I am in the process of redesigning the electrical components of a system built around a control PCB inside a solid metal enclosure. The system is usually powered with a Class II desktop AC-DC power brick outputting 24 V 65 W on a barrel connector. (One model is the exception: it uses a Class I at 48 V with a buck converter inside the chassis.) These systems also interface with a PC via USB 2.0 (high speed / 480 Mbps).
Internally, chassis ground is connected to the power brick DC-, to all internal power supply negative terminals (two switching DC-DC converters producing 5 V and 3.3 V), to one end of the 40 W resistive heater load, to USB analog (pin 4) ground, and to USB shield.
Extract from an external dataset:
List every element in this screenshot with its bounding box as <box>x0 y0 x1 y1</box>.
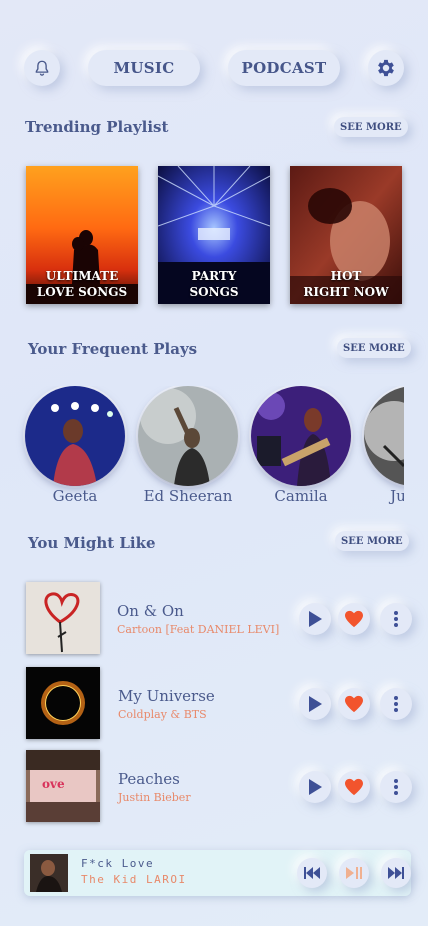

USB +5V is used only to detect the cable presence (about 130 μA constant draw). However, this setup means that the only possible connection to earth ground is via the USB shield, which doesn't seem ideal. Nor is it guaranteed -- though I expect USB shield to be connected to earth ground in a desktop computer with an ATX power supply, it's probably not connected through a laptop.
Here is a diagram of the system as it's currently being built:
M for motors, H for a heater, and LC for the analog load cell + amplifier system. Power brick is 2 wires, presumably isolated + rectified SMPS to 24 V. It's the SDI65-24-UD-P6, datasheet here.
Note that the external power supply is isolated; the only path to earth ground may or may not be connected through the USB shield.
Some considerations that may also be worth noting:
- It's a mixed-signal system with analog load cells connected through shielded cables, which are also mounted to the metal chassis. Should I be worried about ground loops? Load cells are about 30 cm - 50 cm away from the control board and the signal from the load cell realistically cannot exceed 10 Hz.
- There are lots of inductive loads and multi-amp devices in this system and voltage spikes have caused problems in previous revisions.
- Some connections lead to external components and user-accessible ports. I'm not overly familiar with transient voltage suppression on signal or power pins, and so far I just have lots of TVS diodes, one for each conductor in each connector. They're closely coupled to a solid ground plane (and thence to chassis) but if chassis is floating, what happens?
- These machines have given me some wicked static shocks, particularly in winter.
- It's going to have to pass EMC testing, which I've never been through before.
Though it's an LVDC system and doesn't require a UL/CE certification, it's going to have to pass EMC testing and in any case be relatively noise immune for the sake of the analog components.
I've heard so much conflicting advice about this topic. Should I:
- leave the system floating, or give it a solid connection to earth ground? If so, how is this usually done in metal-enclosure systems with two-conductor barrel jack power? Do Class I AC-DC desktop bricks normally connect DC- to mains earth ground? If instead DC- is left floating, what happens to ESD when the system's connected to a laptop sitting, for example, on a metal table?
- Do, or don't connect the USB cable shield at the device end? Without a shield connection, wouldn't that that just send all transients down the USB analog ground? That seems a lot worse. Or should the shield connect through a resistor? Capacitor? If so, how do I determine the right values?